Previous readers will know I’ve spent the last two months unexpectedly buying a house. It’s been quite a journey, and it’s now complete. HOORAY!
This is not just any house; it’s the most overpriced house in its expensive area of London. I have paid a premium per square foot of over 15% compared to any of the immediate neighbours. I don’t anticipate making any return on this purchase for years, and even then I will be lucky to beat inflation.
This is not just any house but it’s a Dream Home, at least according to me and Mrs FI RE v London. Two months in, I still think this, which is a good sign. We are finding ourselves welling up with tears at the prospect of leaving our former home, and then bursting into broad grins when we arrive at the new Dream Home. Hopefully the grins will win out.
This is not just any house purchase, but a purchase made by liquidating my investment portfolio in some of the biggest market turmoil we’ve seen for years, with UK/US equities both down almost 15% at one point and six swings of over 5% in either direction in less than three months.
And this house is not my only new commitment.

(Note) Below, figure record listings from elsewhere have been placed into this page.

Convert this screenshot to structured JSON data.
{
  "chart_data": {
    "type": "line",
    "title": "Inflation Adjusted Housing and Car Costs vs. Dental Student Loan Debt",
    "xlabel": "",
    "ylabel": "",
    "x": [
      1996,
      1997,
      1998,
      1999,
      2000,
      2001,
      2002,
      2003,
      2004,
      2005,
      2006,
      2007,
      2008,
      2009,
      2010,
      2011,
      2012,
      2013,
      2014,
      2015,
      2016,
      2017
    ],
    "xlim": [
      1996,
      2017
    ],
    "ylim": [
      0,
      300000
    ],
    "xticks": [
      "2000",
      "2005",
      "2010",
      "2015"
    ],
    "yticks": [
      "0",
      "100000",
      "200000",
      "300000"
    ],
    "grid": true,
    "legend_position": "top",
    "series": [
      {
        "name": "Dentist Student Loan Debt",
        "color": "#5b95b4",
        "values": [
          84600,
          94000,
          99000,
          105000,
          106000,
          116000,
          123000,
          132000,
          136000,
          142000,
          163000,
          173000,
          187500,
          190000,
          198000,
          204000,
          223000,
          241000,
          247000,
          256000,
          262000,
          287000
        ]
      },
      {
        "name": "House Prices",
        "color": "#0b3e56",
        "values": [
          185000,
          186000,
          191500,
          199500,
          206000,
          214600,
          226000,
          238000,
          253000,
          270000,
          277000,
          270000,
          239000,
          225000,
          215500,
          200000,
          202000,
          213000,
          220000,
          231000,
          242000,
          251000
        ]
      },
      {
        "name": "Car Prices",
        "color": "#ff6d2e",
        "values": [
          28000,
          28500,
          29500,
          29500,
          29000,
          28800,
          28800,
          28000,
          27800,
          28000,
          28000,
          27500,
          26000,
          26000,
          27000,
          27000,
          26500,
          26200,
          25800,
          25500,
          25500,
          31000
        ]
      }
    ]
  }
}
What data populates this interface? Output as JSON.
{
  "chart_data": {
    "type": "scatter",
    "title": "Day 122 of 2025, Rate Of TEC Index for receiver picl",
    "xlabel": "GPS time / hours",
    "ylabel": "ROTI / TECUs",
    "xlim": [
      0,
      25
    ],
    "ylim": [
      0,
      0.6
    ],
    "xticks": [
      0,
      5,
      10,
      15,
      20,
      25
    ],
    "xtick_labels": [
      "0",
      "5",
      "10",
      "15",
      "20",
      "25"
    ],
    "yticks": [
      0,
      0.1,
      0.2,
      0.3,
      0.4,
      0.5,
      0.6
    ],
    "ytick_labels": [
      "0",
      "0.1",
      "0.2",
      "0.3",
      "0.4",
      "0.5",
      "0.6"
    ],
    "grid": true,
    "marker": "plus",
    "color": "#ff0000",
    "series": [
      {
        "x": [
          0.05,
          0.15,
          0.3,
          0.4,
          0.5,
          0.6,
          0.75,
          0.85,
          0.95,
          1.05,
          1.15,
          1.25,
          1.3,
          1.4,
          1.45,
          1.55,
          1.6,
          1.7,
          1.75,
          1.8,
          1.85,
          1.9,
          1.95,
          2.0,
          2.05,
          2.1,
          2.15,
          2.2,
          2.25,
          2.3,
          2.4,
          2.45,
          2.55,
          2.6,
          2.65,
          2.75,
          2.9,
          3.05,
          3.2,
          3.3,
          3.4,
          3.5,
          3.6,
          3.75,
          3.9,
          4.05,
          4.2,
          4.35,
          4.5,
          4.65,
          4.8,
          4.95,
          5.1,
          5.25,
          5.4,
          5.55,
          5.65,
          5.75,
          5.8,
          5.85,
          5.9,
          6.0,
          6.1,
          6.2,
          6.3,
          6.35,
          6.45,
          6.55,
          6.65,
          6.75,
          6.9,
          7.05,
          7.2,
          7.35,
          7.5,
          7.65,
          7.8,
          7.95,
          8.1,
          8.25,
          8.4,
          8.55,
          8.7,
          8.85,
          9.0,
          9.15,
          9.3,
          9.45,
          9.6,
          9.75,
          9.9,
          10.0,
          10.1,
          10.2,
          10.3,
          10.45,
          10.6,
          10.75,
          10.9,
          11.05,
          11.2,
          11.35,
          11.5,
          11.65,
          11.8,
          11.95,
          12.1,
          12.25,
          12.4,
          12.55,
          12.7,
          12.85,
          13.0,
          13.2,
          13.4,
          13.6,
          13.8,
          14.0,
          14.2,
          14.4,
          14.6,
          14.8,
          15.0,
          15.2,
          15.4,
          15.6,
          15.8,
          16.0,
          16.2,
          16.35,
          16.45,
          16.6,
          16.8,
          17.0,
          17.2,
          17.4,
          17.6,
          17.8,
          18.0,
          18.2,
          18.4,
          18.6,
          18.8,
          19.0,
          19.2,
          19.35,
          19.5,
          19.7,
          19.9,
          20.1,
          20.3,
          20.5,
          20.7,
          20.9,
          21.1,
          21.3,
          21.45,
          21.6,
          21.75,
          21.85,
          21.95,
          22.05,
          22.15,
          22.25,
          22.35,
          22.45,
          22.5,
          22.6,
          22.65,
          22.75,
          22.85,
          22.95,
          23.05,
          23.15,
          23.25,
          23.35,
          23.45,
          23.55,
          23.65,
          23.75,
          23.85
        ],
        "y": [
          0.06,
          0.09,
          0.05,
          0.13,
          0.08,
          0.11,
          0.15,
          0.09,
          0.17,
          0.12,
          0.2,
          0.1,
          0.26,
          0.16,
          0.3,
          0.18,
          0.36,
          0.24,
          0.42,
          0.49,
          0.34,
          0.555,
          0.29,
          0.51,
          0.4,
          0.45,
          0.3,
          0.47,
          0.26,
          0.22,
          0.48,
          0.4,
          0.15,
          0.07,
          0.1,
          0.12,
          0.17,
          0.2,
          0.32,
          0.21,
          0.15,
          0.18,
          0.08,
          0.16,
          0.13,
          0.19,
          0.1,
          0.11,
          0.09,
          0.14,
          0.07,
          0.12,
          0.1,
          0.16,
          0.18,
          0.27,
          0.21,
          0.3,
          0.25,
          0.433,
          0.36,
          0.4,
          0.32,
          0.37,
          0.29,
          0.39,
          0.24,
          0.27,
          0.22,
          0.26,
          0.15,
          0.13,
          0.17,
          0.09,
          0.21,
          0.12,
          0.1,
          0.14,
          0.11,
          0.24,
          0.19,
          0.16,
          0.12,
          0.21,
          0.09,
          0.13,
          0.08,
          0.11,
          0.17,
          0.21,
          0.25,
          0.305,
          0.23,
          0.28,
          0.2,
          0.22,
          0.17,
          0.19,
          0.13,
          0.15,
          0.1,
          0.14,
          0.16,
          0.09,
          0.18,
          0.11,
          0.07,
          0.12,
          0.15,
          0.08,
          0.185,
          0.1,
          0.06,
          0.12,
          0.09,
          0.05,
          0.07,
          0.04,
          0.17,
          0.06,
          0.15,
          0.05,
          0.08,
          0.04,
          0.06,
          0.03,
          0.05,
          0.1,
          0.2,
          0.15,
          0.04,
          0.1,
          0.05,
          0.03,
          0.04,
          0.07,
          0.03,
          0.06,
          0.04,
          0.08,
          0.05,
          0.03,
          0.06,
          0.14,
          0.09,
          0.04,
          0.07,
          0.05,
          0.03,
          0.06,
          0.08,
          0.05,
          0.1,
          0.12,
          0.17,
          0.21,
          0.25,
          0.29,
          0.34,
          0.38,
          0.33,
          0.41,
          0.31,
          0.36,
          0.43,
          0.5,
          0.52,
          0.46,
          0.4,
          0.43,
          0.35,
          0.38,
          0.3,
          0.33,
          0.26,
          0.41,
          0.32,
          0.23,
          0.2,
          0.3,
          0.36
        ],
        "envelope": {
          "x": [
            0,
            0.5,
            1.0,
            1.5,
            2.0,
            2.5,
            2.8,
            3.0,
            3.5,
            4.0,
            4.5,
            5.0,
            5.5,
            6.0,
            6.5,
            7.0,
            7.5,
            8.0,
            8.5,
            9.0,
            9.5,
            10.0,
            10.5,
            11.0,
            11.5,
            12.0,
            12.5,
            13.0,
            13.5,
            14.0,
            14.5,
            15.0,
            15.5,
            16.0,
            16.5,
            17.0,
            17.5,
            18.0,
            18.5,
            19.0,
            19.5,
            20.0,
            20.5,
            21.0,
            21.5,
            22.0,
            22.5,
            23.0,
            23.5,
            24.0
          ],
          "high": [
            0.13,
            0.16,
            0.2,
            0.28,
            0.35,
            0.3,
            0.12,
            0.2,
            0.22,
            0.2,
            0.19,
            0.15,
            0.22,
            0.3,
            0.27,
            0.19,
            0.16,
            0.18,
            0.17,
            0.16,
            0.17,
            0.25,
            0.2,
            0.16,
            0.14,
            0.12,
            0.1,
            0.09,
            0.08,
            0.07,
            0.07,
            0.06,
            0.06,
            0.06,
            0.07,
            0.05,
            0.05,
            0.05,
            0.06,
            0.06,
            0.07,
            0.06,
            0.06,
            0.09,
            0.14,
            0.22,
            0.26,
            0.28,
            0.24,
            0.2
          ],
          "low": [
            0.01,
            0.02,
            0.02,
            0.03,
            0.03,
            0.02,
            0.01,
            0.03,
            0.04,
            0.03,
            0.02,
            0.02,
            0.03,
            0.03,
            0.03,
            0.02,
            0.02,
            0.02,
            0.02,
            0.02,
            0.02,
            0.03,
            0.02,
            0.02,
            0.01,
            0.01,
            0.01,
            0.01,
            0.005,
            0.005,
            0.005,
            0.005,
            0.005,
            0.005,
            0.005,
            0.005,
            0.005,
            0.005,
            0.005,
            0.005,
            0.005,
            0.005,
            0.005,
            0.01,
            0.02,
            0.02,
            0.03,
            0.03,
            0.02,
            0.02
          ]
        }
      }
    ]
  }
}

I also am responsible for a new >£1m loan. This loan is not even secured by the house; it’s secured by my investment portfolio – which in theory could fall enough to trigger a liquidation of the whole portfolio. But even if that happens, I keep the house(s).
I couldn’t have bought this house without the help of my readers. Well, I probably could, but I would have bought it differently and I’d have been considerably more stressed. Thank you all for helping me think through my finance options, helping me analyse the risks I’m running, helping me deliberate over whether a house move will add or subtract from the net happiness in my life, helping me get my head around the colossal taxes I have to pay for this transaction, and helping me manage the process in a reasonably efficient way.
I left paying the stamp duty until last. This has been a significant relief, because it has allowed me almost twice as long to liquidate the trickiest assets in a market which has been bouncing around in all directions. This has saved me thousands of pounds.
It seems ages ago but in December when I started liquidating assets I couldn’t believe how slowly the funds came together; I was liquidating funds across about ten accounts, as well as moving significant sums from some accounts to others. I needed a spreadsheet to keep track of it all. But it all worked in the end, as you can see in the graph below:
My investment portfolio has shrunk dramatically. To allow for the riskiness inherent in a leveraged portfolio, I have adjusted my target asset allocation significantly towards bonds and away from equities, and away from the Brexit-affected UK. At this moment my rebalancing is incomplete, so I am unhealthily exposed to UK equities and insufficiently cushioned by bonds in the UK and the US. I am giving myself until the end of March to get within acceptable tolerances of my new targets, and hoping that any market meltdown can wait until after March.
I am feeling nervous about my ability to manage my cashflow over the next few months. My investment income, which I rely on for my unencumbered lifestyle, is much reduced. And my expenses are up significantly. I will be slowly draining my principal until I sell my former home. This is a new experience for me; while I have been using investment income to fund living expenses for some time now, I have always had enough income to be able to reinvest a sizeable proportion.
My temptation now is to throw any spare incoming cash at reducing the loan. But this misses the point; the reason I have this loan is to enable me to maintain my investment portfolio. So the rational way to invest incoming cash is in this portfolio. At the same time I feel my loan is too toppy for peace of mind. So my conclusion is to try to divide incoming cash roughly half:half between paying down the loan and adding to the investment portfolio.
My big priority for the next few months is to sell my former home. The selling/moving process feels alarmingly expensive at the moment, with various expenses associated with moving / selling / etc now looming unexpectedly. And it turns out the old house has been measured to be smaller than I had realised, so my valuation expectations have been depressed too. Time will tell how we do on this front. Any tips would be much appreciated.